Check out the article by a climate survivalist from the February 27, 2011 Washington Post. (I’m going to go out on a limb and treat the article as if it’s not a satire or hoax, but maybe the joke’s on me.) The author describes how he’s buying solar panels and generators and laying in food and supplies and putting extra locks on his doors and windows in anticipation of the coming climate apocalypse, much in the way that in the 1960s certain nuts were digging shelters in their backyard to provide protection against hydrogen bombs, and in the ‘80s (and probably to this day) right-wing crazies were building up small arsenals to protect themselves against the time when the government tried to take away their right to be bigots.

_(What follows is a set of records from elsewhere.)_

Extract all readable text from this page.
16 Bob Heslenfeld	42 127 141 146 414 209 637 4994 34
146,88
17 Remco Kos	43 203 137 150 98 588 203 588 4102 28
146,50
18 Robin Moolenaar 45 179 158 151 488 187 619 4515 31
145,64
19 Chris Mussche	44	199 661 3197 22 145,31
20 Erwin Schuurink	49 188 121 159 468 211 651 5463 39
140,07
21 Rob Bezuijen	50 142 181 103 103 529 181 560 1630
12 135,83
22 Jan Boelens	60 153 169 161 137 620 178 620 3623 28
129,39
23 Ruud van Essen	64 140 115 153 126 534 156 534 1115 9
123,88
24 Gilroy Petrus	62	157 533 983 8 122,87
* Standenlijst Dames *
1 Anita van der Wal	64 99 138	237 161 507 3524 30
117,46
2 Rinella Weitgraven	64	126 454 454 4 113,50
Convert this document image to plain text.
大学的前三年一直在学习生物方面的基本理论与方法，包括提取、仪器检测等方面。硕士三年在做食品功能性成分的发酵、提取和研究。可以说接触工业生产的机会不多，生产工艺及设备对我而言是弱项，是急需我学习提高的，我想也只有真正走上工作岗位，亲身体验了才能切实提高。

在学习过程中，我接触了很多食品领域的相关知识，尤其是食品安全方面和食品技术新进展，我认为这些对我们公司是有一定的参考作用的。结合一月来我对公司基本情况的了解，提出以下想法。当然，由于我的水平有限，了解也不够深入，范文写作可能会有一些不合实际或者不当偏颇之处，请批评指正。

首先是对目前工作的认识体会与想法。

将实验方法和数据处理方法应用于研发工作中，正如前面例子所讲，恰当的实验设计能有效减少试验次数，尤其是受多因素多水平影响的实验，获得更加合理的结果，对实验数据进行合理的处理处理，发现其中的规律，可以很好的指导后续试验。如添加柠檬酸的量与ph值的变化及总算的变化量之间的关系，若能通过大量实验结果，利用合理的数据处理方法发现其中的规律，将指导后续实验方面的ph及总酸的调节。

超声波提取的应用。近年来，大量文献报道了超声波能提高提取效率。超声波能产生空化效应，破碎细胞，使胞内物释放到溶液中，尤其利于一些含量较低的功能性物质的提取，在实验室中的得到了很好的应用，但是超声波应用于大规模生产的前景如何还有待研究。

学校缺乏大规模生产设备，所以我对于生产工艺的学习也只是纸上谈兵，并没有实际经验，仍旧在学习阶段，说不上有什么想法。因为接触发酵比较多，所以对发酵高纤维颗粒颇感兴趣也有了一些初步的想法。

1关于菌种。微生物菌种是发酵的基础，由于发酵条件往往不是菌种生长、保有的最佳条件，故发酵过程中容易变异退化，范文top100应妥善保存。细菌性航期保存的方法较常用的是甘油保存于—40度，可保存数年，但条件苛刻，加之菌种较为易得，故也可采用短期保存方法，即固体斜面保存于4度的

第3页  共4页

Anyway, fear of the coming apocalypse seems to be an honorable tradition among some factions of the human race, and besides in this case it’s probably good for the beleaguered economy that this guy is spending what must be lots of money on hardware, both high-tech and low. But there are some elements of climate survivalism that are truly troubling. The fact that the Washington Post chose to put this article on the front page of its Sunday opinion section is an editorial judgment that the author, who is executive director of the Chesapeake Climate Action Committee, is someone whose perspective deserves to be taken seriously. What is this perspective? In part, that of a monomaniac who views pretty much every bad thing that’s happening on the planet as directly caused by climate change. (Could it have occurred to him, for example, that rising food prices in part reflect increased global demand because more people in places like China and India now have enough money to buy enough food?) But much worse than the climate obsession is the incredibly retrograde social Darwinism that he expresses. If we can’t stop climate change (whatever that could possibly mean), the only option is to retreat into a Hobbesian state of social anarchy where people have to lock themselves and their nuclear families into their well-stocked basements and allow themselves to devolve into fear-ruined brutes.
Societies actually have abundant tools at their disposal for reducing vulnerability to weather and climate – building codes, land-use planning, insurance programs, poverty-reduction polices, and so on – and much capacity for wielding those tools more effectively, should they focus on doing so. Sending families into their basements is not on that list (except during tornadoes!).
I assume that climate survivalism is not the version of adaptation that most people who are concerned about climate change would advocate. Yet the attention of climate change policy advocates (as well as climate change researchers) has never seriously focused on sensible approaches to adaptation. Until recently, leaders of the mainstream environmental community resisted open discussion about adaptation because they naively thought that they could get the world to stop using fossil fuels, and that any discussion about adaptation would simply give comfort to those who didn’t, or couldn’t, fully buy into their agenda. Al Gore, in the first edition of Earth in the Balance (he later changed his tune a bit), went so far as to liken adaptation to appeasement of Nazi Germany prior to World War II. (Climate skeptics have been perfect partners in this squelching of adaptation, since to them any discussion of the need to adapt would acknowledge that the problem actually exists.)
One can hardly fail to note the contrast between the standard, communitarian rhetoric of climate change advocacy on behalf of getting rid of fossil fuels – we all need to act together to save the Earth! – and the nihilistic isolationism of climate survivalism – I need to put bars on my windows to save my butt! After all, one of the big arguments that environmentalists have used about the need to stop climate change is that those who will suffer most are the little brown poor people in far-off lands who will, for instance, experience increased incidence of malaria and exposure to floods and other disasters. (Of course the fact that they are already burdened by such things in huge disproportion to the privileged minority doesn’t seem to enter into the argument). Why this hasn’t been a justification for aggressive adaptation I fail to understand (after all, the reason why the privileged minority are relatively insulated from such suffering is precisely that our societies are better adapted to many types of stresses). But I raise this point because when it comes to climate survivalism, the little brown folks are nowhere to be seen, and apparently it’s every relatively affluent white guy (and his nuclear family, of course) for himself.